Watching the Dutch Vote

One of the weirdest set of descriptions one finds when arriving in the Netherlands is allochtoon and autochtoon. These terms were used officially until November 2016 by the Scientific Council for Government Policy (WRR) and the Central Bureau of Statistics (CBS). Loosely translated as “coming from another soil” versus “coming from this soil”, the category of allochtoon is sometimes further split into western and non-western. It seems to clash with the Dutch stated value of tolerance, by marking out some as almost fake Dutch.

It makes sense though, in a country that up until relatively recently followed an ideal of pillarisation. This posed that the Netherlands was built on a variety of pillars (Protestant, Catholic, Socialist), and each pillar had its own self-contained world of schools, universities, newspapers, and political parties. In general the Netherlands was primarily a mosaic model, rather than a melting pot.

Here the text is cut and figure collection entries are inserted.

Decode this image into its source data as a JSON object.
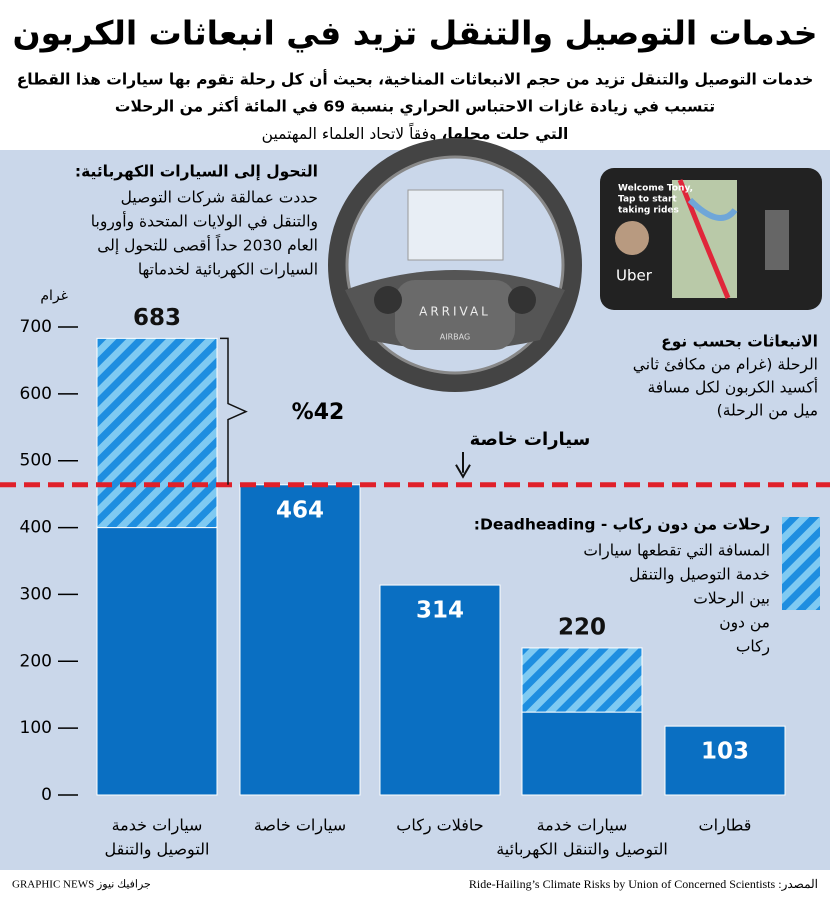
{
  "chart_data": {
    "type": "stacked-bar",
    "title": "خدمات التوصيل والتنقل تزيد في انبعاثات الكربون",
    "subtitle_lines": [
      "خدمات التوصيل والتنقل تزيد من حجم الانبعاثات المناخية، بحيث أن كل رحلة تقوم بها سيارات هذا القطاع",
      "تتسبب في زيادة غازات الاحتباس الحراري بنسبة 69 في المائة أكثر من الرحلات",
      "التي حلت محلها،"
    ],
    "subtitle_end": "وفقاً لاتحاد العلماء المهتمين",
    "ev_note_title": "التحول إلى السيارات الكهربائية:",
    "ev_note_lines": [
      "حددت عمالقة شركات التوصيل",
      "والتنقل في الولايات المتحدة وأوروبا",
      "العام 2030 حداً أقصى للتحول إلى",
      "السيارات الكهربائية لخدماتها"
    ],
    "emissions_note_lines": [
      "الانبعاثات بحسب نوع",
      "الرحلة (غرام من مكافئ ثاني",
      "أكسيد الكربون لكل مسافة",
      "ميل من الرحلة)"
    ],
    "deadhead_note_lines": [
      "المسافة التي تقطعها سيارات",
      "خدمة التوصيل والتنقل",
      "بين الرحلات",
      "من دون",
      "ركاب"
    ],
    "y_axis_label": "غرام",
    "reference_label": "سيارات خاصة",
    "difference_annotation": "%42",
    "phone_texts": [
      "Welcome Tony,",
      "Tap to start",
      "taking rides",
      "Uber"
    ],
    "wheel_texts": [
      "ARRIVAL",
      "AIRBAG"
    ],
    "source": "المصدر: Ride-Hailing’s Climate Risks by Union of Concerned Scientists",
    "credit": "GRAPHIC NEWS جرافيك نيوز",
    "categories": [
      [
        "سيارات خدمة",
        "التوصيل والتنقل"
      ],
      [
        "سيارات خاصة"
      ],
      [
        "حافلات ركاب"
      ],
      [
        "سيارات خدمة",
        "التوصيل والتنقل الكهربائية"
      ],
      [
        "قطارات"
      ]
    ],
    "series": [
      {
        "color": "#0a6fc2",
        "values": [
          400,
          464,
          314,
          124,
          103
        ]
      },
      {
        "name": "رحلات من دون ركاب - Deadheading:",
        "color": "#1e8ee0",
        "values": [
          283,
          null,
          null,
          96,
          null
        ]
      }
    ],
    "totals": [
      683,
      464,
      314,
      220,
      103
    ],
    "ylim": [
      0,
      700
    ],
    "yticks": [
      0,
      100,
      200,
      300,
      400,
      500,
      600,
      700
    ]
  }
}
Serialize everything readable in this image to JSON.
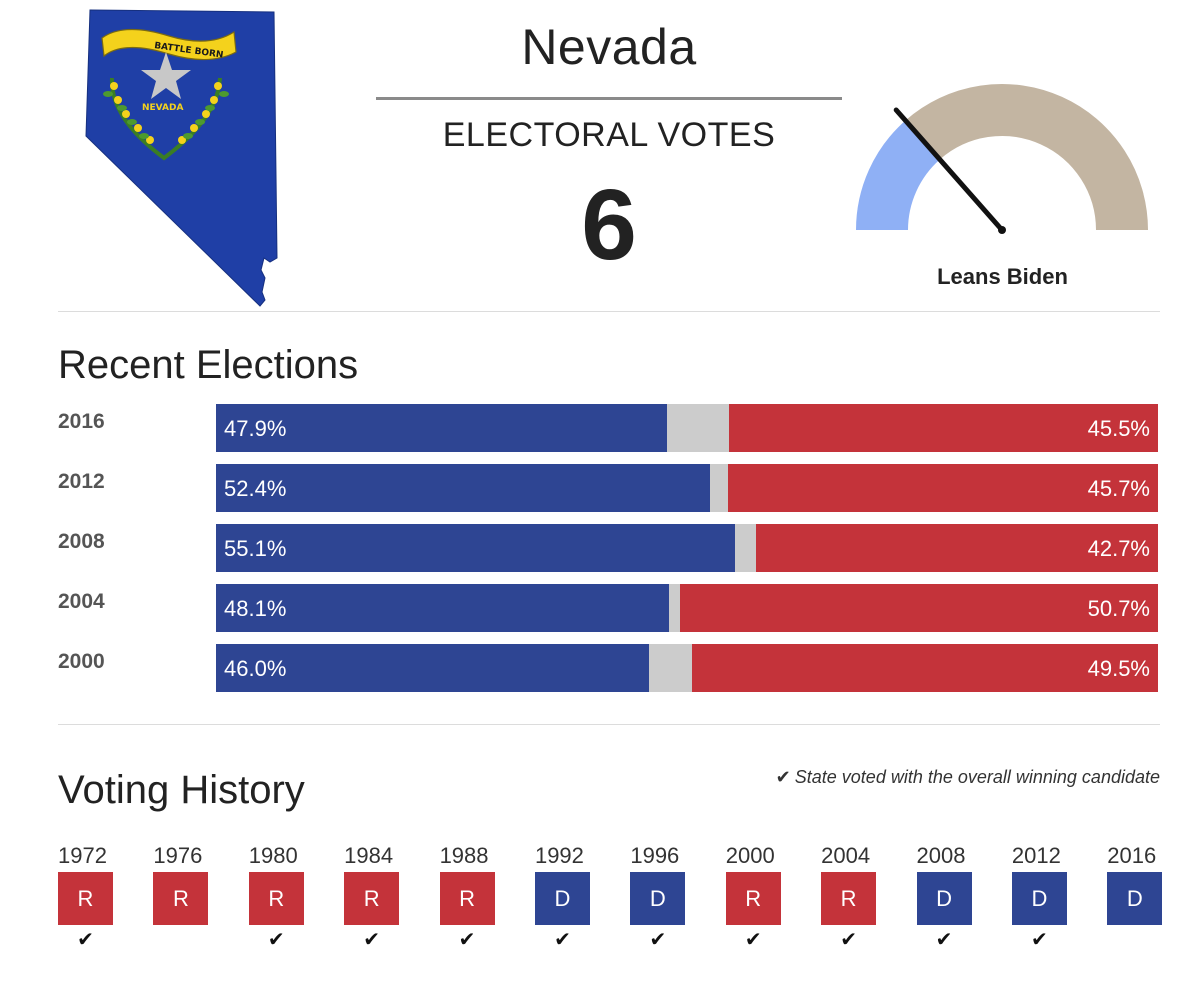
{
  "header": {
    "state_name": "Nevada",
    "electoral_label": "ELECTORAL VOTES",
    "electoral_votes": "6",
    "flag_banner_text": "BATTLE BORN",
    "flag_state_text": "NEVADA",
    "gauge_label": "Leans Biden",
    "gauge_needle_fraction": 0.27
  },
  "colors": {
    "democrat": "#2e4593",
    "republican": "#c4333a",
    "other": "#cccccc",
    "gauge_dem": "#8fb0f5",
    "gauge_rep": "#c3b5a2"
  },
  "recent_elections": {
    "title": "Recent Elections",
    "rows": [
      {
        "year": "2016",
        "dem_pct": "47.9%",
        "rep_pct": "45.5%",
        "dem": 47.9,
        "rep": 45.5
      },
      {
        "year": "2012",
        "dem_pct": "52.4%",
        "rep_pct": "45.7%",
        "dem": 52.4,
        "rep": 45.7
      },
      {
        "year": "2008",
        "dem_pct": "55.1%",
        "rep_pct": "42.7%",
        "dem": 55.1,
        "rep": 42.7
      },
      {
        "year": "2004",
        "dem_pct": "48.1%",
        "rep_pct": "50.7%",
        "dem": 48.1,
        "rep": 50.7
      },
      {
        "year": "2000",
        "dem_pct": "46.0%",
        "rep_pct": "49.5%",
        "dem": 46.0,
        "rep": 49.5
      }
    ]
  },
  "voting_history": {
    "title": "Voting History",
    "legend_icon": "check-icon",
    "legend_text": "State voted with the overall winning candidate",
    "items": [
      {
        "year": "1972",
        "party": "R",
        "with_winner": true
      },
      {
        "year": "1976",
        "party": "R",
        "with_winner": false
      },
      {
        "year": "1980",
        "party": "R",
        "with_winner": true
      },
      {
        "year": "1984",
        "party": "R",
        "with_winner": true
      },
      {
        "year": "1988",
        "party": "R",
        "with_winner": true
      },
      {
        "year": "1992",
        "party": "D",
        "with_winner": true
      },
      {
        "year": "1996",
        "party": "D",
        "with_winner": true
      },
      {
        "year": "2000",
        "party": "R",
        "with_winner": true
      },
      {
        "year": "2004",
        "party": "R",
        "with_winner": true
      },
      {
        "year": "2008",
        "party": "D",
        "with_winner": true
      },
      {
        "year": "2012",
        "party": "D",
        "with_winner": true
      },
      {
        "year": "2016",
        "party": "D",
        "with_winner": false
      }
    ]
  }
}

Allochtoon as a word is fascinating because it reveals the inherent structure that you can find in most countries – where those who do not look like the majority are not perceived as true citizens in a lot of ways. These categories effectively serve to render non-white Dutch as never fully becoming Dutch, regardless of if they were born and socialised in the country.

It has been a week since the Dutch elections, and as it stands Rutte’s VVD will continue to lead in coalition, likely with D66, CDA, and an undetermined fourth party. In international media there has been much celebration over the fact that Geert Wilders’ PVV only became the second largest party, which is taken as proof that a populist ethnonationalist-tinged wave in Europe may be over.

Yet the celebrations mask the real threat that was always posed by the election; VVD victory. Or more specifically VVD victory when Rutte has specifically tapped into Wilders’ and others’ ideas of allochtoon with the VVD’s election campaign. The slogan became “Act normal” – normal being like native Dutch – with the implied “or go home” made explicit in his letter to voters. One of the most intriguing parts of the letter was the inclusion of calling ordinary Dutch racist in the list of undesirable behaviour, as if racism could not be a genuine concern within the wider society.

Wilders may have come second but, as I mentioned in my last post, the issue with those like him is that he succeeds in dragging the fight around cultural matters to more far-right perspective. Ethnic identities become subtle indicators of whether or not someone is worthy of being in a country automatically, or has to prove themselves. And more damningly some have and will continue to vote for policies which reinforce this.

One of the VVD’s campaign ads featured the term kopvodden, an insulting slur for hijab, as one of the aspects of a non-VVD voter. According to this ad VVD voters also do not put their “head in the sand” (one presumes about these cultural matters) but rather “use their heads”. Though the VVD website seeks to clarify that its use of kopvodden is merely about people who say the term, without the page of information next to it the advert does not come across as such. It instead seemed to be a straightforward dogwhistle campaign that plays on fears around immigration and Islam, whilst having enough leeway to distance themselves from explicit racism.

The Netherlands, much like the UK, poses itself as founded on values of tolerance whilst not engaging as much with how that it supposed to fit with its history as a former empire. The recent elections help with the movement away from dealing with that complexity and reevaluating notions of Dutchness, towards more simplistic narratives which propose that the real Dutch are under threat from outsiders.

How we in Europe can reconcile notions of citizenship with our values at the time when seeming to do so leads to lose of political power may appear difficult, especially when there are genuine cultural conflicts that do sometimes arise. But through acknowledging that these values – tolerance, respect, freedom – must be new in light of the gravity of empire, then we become freed to tackle exclusionary structures which were built up at the same time. Though history is important, demonstrating the possibility of reinvention is more important when you want to make a country that does not see citizens from other origins as permanent impostors.